みかどの御為に、骨の髄まで無駄とせぬ様に朽ち果てるまで御役立て下さいませ」


 平家の女達は、死してなお赦されず使役される咎人達の末路に満足し、屍に向けて嘲りの笑いを漏らすのだった。


*  *  *


 とある農村の外れでは、泥酔した百姓の男が、月光に照らされながら上機嫌でふらついていた。


「酒を下さる様になったんはありがてえのう! かかあとおめこは出来んくなったけんども、腐って緩い古穴にぶっこむよりゃ、酒のほうがええ!」


 交合の快楽を奪った事により生じるであろう不満を抑える為、補陀洛ポータラカはこれまで飢饉対策として供給していた食糧に加え、酒類を民衆に供給する様になっていた。

 法術によって強引に短期で醸し、しかも材料は屑米や雑穀という急造の代物であるが、それまで滅多に酒を口に出来なかった民草は充分に満足出来たのだ。

 この素朴な懐柔策は驚く程効果的で、”龍神に逆らえば恐ろしいが、言う事を聞いていさえすれば食うに困らず、酒までもらえる”という認識が民衆に広まっていったのである。

 勿論これは、与えられた恩恵だけでなく、多くの者が自害に追い込まれ、自分達もまた我が子と引き裂かれた上に宮刑を受けた事による”恐怖”、神宮とは比べ物にならない圧倒的な龍神の力に対する屈服感・諦感も大きく作用していた。


*  *  *


 余談ではあるが、伊勢に始まる皇国膨張期の新領地に於ける、旧来の住民への処遇、断種・親子分離という”鞭”と、食糧・嗜好品の安定供給や娯楽の提供という”飴”を使い分ける政策については、現代に於ける歴史的評価が各国によって全く異なる。

 まず、皇国内では概ね肯定的ではある物の、より穏健かつ寛大な方針をとれなかったのかという批判も、旧明国等を源流とした、国学たる計都ケートゥ派に対抗する一部学派にある。

 列強を構成する主要他国の内、皇国との友邦ではある物の、未だ神属が支配階層をほぼ占める哀提伯エチオピア帝国では、統治に従わない人間を鏖殺しなかったのは優柔不断であったとの批判が強い。

 逆に、五十年程前にようやく不可侵協定が成立した物の、人間種至上主義を掲げる為に仮想敵とされる羅馬ローマ帝国では、皇国の非道の一つとして語られている。同じく人間種至上主義国家であり、皇国・羅馬ローマ双方と激しく対立する土耳古トルコ帝国でも同様である。
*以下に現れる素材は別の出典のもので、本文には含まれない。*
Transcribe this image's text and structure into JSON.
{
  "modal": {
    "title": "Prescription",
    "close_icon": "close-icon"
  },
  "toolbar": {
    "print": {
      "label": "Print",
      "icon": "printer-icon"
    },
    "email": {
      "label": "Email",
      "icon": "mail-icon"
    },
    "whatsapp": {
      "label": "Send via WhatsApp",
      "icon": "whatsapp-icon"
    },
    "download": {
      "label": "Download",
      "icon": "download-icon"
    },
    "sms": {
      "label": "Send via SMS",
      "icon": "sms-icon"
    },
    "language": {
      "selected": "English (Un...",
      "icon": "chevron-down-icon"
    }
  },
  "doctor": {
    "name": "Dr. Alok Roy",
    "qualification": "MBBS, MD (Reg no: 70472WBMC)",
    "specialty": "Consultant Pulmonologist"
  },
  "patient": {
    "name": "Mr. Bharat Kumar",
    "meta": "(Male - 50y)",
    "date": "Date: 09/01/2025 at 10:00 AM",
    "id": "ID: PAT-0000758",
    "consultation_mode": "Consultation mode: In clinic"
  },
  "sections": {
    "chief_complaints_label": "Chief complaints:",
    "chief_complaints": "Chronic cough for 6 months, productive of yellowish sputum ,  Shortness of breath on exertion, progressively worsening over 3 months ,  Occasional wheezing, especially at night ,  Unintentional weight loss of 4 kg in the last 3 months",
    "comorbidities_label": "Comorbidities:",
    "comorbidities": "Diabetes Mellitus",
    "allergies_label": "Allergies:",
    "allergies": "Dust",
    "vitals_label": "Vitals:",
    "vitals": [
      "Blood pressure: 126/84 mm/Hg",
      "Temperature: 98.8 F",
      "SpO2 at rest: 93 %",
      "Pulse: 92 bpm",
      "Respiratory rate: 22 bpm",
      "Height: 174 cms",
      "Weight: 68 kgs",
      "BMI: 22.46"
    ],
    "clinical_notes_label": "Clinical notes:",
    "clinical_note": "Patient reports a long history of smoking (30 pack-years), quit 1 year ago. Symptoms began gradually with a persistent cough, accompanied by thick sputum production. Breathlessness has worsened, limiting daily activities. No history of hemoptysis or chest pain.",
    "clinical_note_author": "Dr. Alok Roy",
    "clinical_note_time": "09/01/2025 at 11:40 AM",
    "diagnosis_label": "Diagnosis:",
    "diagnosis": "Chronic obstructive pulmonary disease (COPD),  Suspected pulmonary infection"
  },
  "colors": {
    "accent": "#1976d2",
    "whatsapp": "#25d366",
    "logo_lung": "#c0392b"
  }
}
 伝統的な同盟国であり、皇国と類似した多種族共存体制に落ち着いた波斯ペルシャ帝国は、”問題もあるが当時の事を考えればやむを得ぬ措置”として、主要国では唯一、好意的な見解を示している様である。


*  *  *


 酔漢の百姓に話を戻す。

 飲み慣れぬ酒をたらふく煽った末、騒がしいとして妻に家から叩き出されたこの男は、それでも上機嫌のままに村外れを徘徊していた。


「あぁ? もうねえのかあ?」


 持ち出した瓢箪ひょうたんが空になったのに気づき、一転して不機嫌になった百姓は、多くの車らしき車輪の音、そして大勢の足音の様な物が遠方から聞こえてくるのに気付いた。

 村落間を繋げる道の、僻地に続く側の方角である。


「こんな夜更けに、御苦労さんなこっちゃのう」


 物資を運ぶ荷車だと百姓は思ったが、近付いてくる車列がよく見えてくると、酔いが一気に覚めてその場にへたり込んでしまった。


「ば、ばけもん……」


 骸骨が牽く、うるし塗りで金箔によって彩られた何台もの車。さらに彼を驚かせたのは、車の後に付き従う人の列である。

 死人の様な白装束に身を包み、顔面には奇妙な呪符を貼り付けている。全員が女の様だ。両腕を前に延ばし飛び跳ねて進む様は滑稽だが、恐慌に陥った百姓は笑うどころではない。

 その内の何人かに見覚えがあった事で、百姓の恐怖は頂点に達した。村もろともに自害したと聞いた隣村の住人で、親しく交流していた者も含まれている。


(屍じゃあ! 神通力でひっぱりまわされとる…… 咎人は死んでも許してもらえないんじゃあ!)


 声も挙げられずにへたり込んだままの百姓の前で、進んでいた行列が一斉に停まる。

 最後尾の車の窓が開き、中から、いかにも豪奢な出で立ちをした女が顔を覗かせた。時子である。


「この様な夜更けにどうされましたの?」

「ひ。ひいい! どうか命だけは御勘弁下せえ!」


 ただ声を掛けただけというのに怯えて命乞いをする百姓を、時子は不思議そうに眺めていたが、同乗する側近が耳打ちすると穏やかな口調で再び語りかけた。


「これは私共平家がみかどの元に帰参する、目出度き列なのです。御見送りに来て下さった貴方にも、ささやかですが御祝いの品を差し上げましょう。どうぞ、御召し上がり下さいませ」


 時子が窓から白磁の徳利とっくりを差し出すと、車を牽いていた龍牙兵がそれを受け取り、百姓の前へと進み出る。

 百姓が震える手で徳利を受け取ると、龍牙兵は車の前へと戻り、列は再び桑名の方向へと進んでいった。

 一行が通り過ぎた後、百姓が徳利とっくりの封を開けてみると、中に入っていたのは血の様に赤い濁酒であった。大江党伝来の、赤米を使った物である。

 気味が悪い為に捨ててしまおうかと思ったが、飲まなかったと知れれば後難が無いとも限らない。ままよ、と思い切って飲むと、無償で配られている安酒とは比べものにならない、何とも喉越しの良い美酒だった。

 家に戻った百姓は朝になると、昨晩の面妖な行列の事を村中に触れ回った。

 当初は酔漢の戯言として聞き流されるばかりだったが、程なく近隣の村々から同じ様な話が伝わって来た為に信じられる様になっていった。

 百姓達は龍神に逆らって死を選び、屍になっても使役されている者の末路を憐れんだ。そして、平家の末裔である事を明かして龍神の臣下となった元賤民の怒りを再び受ければ、今度こそ自分達も終わりだと怯えるのだった。